The Austin Chronicle

https://www.austinchronicle.com/news/2008-12-12/714170/

The Hightower Report

By Jim Hightower, December 12, 2008, News

Sign of the Times

Economists, myopically poring over reams of data, have finally noticed that our economy is in a recession. If only they'd looked around, they could have seen less abstract indicators showing that the economy has long been in a heap of hurt. For example: abandoned boats.

Along rivers, in coves, and on other waterfronts around the country, there are reports that thousands of vessels are being ditched by their owners. These are not junkers but everything from pleasure boats to commercial fishing rigs that have simply become too expensive for the hard-hit owners to maintain. With no one in the market for buying used craft, which also have very little in scrap value, the owners slip them into a marina or onto a beach, remove the ID numbers, and walk away.

Another sign of the times can be seen at the very top of America's financial pyramid, where the party seems to be over. At least it is for Marc Jacobs, the high-society designer in New York City, who throws an annual holiday bash for a few hundred of his closest friends. Last year, for example, some 800 swells came to Jacobs' gala dressed in Arabian Nights costumes. They were bedazzled by bare-chested women draped with golden necklaces, lavish food and drink, and, at a climactic moment in the evening, a shower of golden glitter falling over them.

Those were the days, huh? This year, however, instead of an invitation, guests received a terse e-mail saying: "Due to the financial climate, I had to make the decision to cancel the 2008 holiday party." The glitter is gone from the Gilded Age.

Folks at the bottom are used to hearing hard times knock on their doors, but when the gates of opulence also get a knock, you know that something different is taking place in this downturn. As one marketer of luxury goods recently observed: "We're just seeing the very beginning of this."


Bush Okays Environmental Grotesquerie

Let's say you are the CEO of a coal corporation, and you want to get at the black gold deep inside the beautiful, verdant mountains of Appalachia. You have a choice.

You could use industrial ingenuity and environmental finesse to extract the coal. But, hey, why not just demolish the entire top third of those mountains with explosives, bulldoze the resulting rubble down the mountainsides into the streams below, then simply scoop out the coal? Yes, it's brutish and nasty, but, wow, so much more profitable for your corporation! What's a CEO to do?

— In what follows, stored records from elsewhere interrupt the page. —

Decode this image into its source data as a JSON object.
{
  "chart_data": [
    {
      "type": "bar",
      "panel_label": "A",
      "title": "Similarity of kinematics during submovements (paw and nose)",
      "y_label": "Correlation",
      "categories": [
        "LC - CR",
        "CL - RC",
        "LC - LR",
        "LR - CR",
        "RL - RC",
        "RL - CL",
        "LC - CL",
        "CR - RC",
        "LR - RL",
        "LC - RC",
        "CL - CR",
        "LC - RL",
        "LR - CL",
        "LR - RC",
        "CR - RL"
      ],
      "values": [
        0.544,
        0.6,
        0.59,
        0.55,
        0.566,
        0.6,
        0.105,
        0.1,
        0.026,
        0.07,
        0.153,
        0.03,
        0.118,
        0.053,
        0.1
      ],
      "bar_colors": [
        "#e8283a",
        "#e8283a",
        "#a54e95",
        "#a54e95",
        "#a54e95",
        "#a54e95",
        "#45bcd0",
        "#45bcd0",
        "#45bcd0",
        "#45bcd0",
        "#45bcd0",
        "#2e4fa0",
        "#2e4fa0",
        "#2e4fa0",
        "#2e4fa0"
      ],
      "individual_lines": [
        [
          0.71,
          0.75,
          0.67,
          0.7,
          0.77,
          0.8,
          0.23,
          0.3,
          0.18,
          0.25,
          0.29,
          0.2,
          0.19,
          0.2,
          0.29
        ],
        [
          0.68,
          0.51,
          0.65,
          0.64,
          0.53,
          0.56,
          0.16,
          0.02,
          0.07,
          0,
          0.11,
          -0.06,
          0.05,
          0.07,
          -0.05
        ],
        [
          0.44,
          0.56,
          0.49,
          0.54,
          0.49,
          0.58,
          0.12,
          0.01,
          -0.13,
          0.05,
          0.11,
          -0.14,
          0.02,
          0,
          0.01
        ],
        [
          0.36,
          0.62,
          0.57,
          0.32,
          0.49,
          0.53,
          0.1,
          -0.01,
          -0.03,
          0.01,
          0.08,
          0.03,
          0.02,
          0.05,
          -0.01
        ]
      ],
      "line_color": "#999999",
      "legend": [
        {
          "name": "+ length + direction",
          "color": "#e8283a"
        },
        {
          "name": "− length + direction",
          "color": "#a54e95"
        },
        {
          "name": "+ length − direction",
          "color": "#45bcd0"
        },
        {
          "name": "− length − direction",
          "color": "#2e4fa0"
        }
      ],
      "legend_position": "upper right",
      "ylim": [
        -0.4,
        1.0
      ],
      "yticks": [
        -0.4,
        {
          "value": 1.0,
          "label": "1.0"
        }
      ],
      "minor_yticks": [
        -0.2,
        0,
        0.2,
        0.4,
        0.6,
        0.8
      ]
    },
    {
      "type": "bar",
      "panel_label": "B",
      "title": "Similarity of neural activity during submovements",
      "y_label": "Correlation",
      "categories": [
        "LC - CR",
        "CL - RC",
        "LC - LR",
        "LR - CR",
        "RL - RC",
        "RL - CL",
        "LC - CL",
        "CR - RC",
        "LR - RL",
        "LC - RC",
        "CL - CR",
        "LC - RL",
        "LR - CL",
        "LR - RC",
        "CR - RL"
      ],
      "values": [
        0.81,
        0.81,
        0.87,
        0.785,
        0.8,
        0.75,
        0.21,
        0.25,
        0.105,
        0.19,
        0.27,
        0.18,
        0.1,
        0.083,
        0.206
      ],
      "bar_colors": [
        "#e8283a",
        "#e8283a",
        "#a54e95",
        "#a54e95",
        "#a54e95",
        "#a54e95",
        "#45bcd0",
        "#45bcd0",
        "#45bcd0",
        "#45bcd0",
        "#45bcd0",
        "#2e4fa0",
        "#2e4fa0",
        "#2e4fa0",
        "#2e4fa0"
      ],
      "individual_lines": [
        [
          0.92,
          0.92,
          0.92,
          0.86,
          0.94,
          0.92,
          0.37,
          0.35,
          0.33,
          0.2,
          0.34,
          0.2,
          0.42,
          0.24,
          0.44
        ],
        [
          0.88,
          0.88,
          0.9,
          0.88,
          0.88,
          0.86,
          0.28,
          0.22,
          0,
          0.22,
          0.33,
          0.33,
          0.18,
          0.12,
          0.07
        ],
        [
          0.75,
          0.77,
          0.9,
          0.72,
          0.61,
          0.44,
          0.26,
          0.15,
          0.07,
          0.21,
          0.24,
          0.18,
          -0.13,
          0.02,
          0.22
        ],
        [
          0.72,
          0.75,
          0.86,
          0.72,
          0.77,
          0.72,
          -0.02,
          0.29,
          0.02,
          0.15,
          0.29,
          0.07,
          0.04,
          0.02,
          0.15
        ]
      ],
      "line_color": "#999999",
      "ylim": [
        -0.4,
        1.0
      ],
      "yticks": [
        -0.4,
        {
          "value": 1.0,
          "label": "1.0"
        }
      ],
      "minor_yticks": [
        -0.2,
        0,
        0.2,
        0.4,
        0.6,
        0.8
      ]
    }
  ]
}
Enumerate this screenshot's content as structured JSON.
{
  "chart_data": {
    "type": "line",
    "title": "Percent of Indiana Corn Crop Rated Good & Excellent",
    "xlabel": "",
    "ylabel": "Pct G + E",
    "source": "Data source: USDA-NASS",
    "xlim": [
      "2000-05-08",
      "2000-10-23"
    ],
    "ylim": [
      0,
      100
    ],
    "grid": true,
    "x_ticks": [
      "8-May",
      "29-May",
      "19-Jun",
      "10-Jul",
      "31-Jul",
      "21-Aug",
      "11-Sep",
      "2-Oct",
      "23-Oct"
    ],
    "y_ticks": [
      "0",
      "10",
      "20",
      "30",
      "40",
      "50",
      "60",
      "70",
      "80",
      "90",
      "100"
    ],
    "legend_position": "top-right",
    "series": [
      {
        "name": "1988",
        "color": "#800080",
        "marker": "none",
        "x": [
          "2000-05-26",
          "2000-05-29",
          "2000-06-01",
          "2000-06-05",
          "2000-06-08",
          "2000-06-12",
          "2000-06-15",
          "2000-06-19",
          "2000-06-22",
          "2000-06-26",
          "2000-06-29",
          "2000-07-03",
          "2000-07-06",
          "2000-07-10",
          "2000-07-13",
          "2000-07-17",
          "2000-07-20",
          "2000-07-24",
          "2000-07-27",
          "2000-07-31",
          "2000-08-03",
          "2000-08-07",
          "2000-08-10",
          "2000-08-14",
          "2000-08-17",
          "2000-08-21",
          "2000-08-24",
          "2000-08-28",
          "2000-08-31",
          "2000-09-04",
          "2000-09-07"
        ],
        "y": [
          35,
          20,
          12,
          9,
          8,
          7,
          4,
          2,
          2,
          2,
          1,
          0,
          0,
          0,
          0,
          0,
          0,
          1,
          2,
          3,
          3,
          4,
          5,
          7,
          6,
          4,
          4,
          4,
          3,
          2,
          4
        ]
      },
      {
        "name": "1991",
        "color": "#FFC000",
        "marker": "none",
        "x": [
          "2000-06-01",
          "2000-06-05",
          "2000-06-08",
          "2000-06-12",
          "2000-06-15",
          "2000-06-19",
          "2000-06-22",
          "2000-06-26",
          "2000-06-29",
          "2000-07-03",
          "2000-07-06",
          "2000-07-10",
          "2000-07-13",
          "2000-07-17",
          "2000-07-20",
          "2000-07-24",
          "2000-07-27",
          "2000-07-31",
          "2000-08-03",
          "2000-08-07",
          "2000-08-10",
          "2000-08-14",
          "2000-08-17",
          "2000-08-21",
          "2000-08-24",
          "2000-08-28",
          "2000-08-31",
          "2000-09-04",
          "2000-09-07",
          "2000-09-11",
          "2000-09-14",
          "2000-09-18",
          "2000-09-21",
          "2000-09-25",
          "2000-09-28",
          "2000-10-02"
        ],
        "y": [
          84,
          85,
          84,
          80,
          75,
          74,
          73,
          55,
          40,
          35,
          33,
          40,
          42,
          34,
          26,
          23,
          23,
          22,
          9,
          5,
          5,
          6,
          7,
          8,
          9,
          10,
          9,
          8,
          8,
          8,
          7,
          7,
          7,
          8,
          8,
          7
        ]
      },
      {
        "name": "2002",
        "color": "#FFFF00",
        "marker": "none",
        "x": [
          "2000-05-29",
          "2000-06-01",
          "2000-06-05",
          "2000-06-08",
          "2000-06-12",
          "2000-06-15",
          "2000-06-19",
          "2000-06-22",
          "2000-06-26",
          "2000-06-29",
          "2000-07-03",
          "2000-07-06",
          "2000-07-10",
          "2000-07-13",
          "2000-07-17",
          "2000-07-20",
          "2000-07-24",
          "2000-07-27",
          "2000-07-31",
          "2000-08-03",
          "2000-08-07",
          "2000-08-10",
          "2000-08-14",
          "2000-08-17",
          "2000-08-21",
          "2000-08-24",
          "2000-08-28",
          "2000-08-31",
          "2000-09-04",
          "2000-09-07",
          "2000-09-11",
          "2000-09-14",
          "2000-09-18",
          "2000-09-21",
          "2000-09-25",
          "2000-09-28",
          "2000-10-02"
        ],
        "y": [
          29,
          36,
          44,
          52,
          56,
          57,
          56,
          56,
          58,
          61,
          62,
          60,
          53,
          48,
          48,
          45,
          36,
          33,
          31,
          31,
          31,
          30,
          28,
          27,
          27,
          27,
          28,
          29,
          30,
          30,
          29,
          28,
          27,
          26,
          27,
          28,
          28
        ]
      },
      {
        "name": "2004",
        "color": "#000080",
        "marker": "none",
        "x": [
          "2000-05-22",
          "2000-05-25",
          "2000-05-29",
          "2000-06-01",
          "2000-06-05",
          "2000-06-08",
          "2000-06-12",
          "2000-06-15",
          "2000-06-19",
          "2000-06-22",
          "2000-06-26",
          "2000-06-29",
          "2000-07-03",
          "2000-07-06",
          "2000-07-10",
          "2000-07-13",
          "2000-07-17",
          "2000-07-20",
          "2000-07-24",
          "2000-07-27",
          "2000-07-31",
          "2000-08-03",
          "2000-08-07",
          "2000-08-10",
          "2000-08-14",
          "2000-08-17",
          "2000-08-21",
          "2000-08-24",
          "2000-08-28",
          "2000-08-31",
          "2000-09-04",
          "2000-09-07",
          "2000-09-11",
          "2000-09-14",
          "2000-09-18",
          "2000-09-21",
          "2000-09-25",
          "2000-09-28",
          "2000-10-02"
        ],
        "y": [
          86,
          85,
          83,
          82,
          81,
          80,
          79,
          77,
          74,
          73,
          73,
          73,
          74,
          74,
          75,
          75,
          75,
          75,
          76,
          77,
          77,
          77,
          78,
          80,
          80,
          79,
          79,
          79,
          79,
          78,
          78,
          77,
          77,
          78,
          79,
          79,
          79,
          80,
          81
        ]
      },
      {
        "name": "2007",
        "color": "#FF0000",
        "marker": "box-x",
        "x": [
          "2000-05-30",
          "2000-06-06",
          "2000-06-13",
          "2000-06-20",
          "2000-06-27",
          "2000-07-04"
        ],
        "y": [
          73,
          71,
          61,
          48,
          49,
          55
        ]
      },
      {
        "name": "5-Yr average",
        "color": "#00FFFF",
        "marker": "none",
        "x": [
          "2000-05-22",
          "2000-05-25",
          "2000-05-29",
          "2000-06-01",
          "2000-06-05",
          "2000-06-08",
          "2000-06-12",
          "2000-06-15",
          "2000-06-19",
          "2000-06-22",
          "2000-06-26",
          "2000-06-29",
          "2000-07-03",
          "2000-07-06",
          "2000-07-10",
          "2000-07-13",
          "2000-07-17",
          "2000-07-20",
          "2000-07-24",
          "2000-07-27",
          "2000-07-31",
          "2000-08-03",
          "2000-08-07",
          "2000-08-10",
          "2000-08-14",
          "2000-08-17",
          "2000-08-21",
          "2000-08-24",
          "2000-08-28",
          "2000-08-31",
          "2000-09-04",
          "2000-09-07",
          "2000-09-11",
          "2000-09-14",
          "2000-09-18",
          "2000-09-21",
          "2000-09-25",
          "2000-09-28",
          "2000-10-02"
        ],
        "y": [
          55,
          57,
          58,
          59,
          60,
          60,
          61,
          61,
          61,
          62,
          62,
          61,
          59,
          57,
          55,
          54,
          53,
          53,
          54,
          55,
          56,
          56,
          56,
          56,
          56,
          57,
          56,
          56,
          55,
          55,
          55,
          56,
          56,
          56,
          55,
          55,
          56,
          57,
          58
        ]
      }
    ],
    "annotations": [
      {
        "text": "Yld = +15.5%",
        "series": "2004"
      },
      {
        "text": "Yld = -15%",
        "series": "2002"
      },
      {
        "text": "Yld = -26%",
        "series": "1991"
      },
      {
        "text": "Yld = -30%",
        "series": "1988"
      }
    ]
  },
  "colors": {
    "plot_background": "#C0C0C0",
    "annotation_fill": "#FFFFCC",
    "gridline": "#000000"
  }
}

Of course, the coal barons have chosen what's euphemistically known as "mountaintop removal." This is why America has regulatory agencies – to restrain such greed-headed destruction. So ... where are the restrainers? Rushing to legalize the sledgehammering of Appalachia.

The Bush administration, at the behest of coal corporations that were generous financial backers of George W., has delivered a new rule to "clarify" a 25-year-old ban on dumping mountaintop rubble into valley streams. This clarification is a shameful semantic sham, declaring that the coal giants "must not" dump their spoil into Appalachia's pristine waters unless the corporations say they must – and even then the profiteers should try to minimize the destruction "to the extent practicable."

This regulatory cave-in was announced by the head of Bush's Council on Environmental Quality. Guess who he is? Bingo, if you said he's a former lobbyist for the coal barons! Why are we not surprised? The new rule will take effect only three weeks before Bush & Co. leave office – a priceless departing gift to brutish decapitators of Appalachia.

You have to see this environmental grotesquerie to comprehend it. To see photos – and to help overturn Bush's giveaway – go to Ohio Valley Environmental Coalition's website at www.ohvec.org.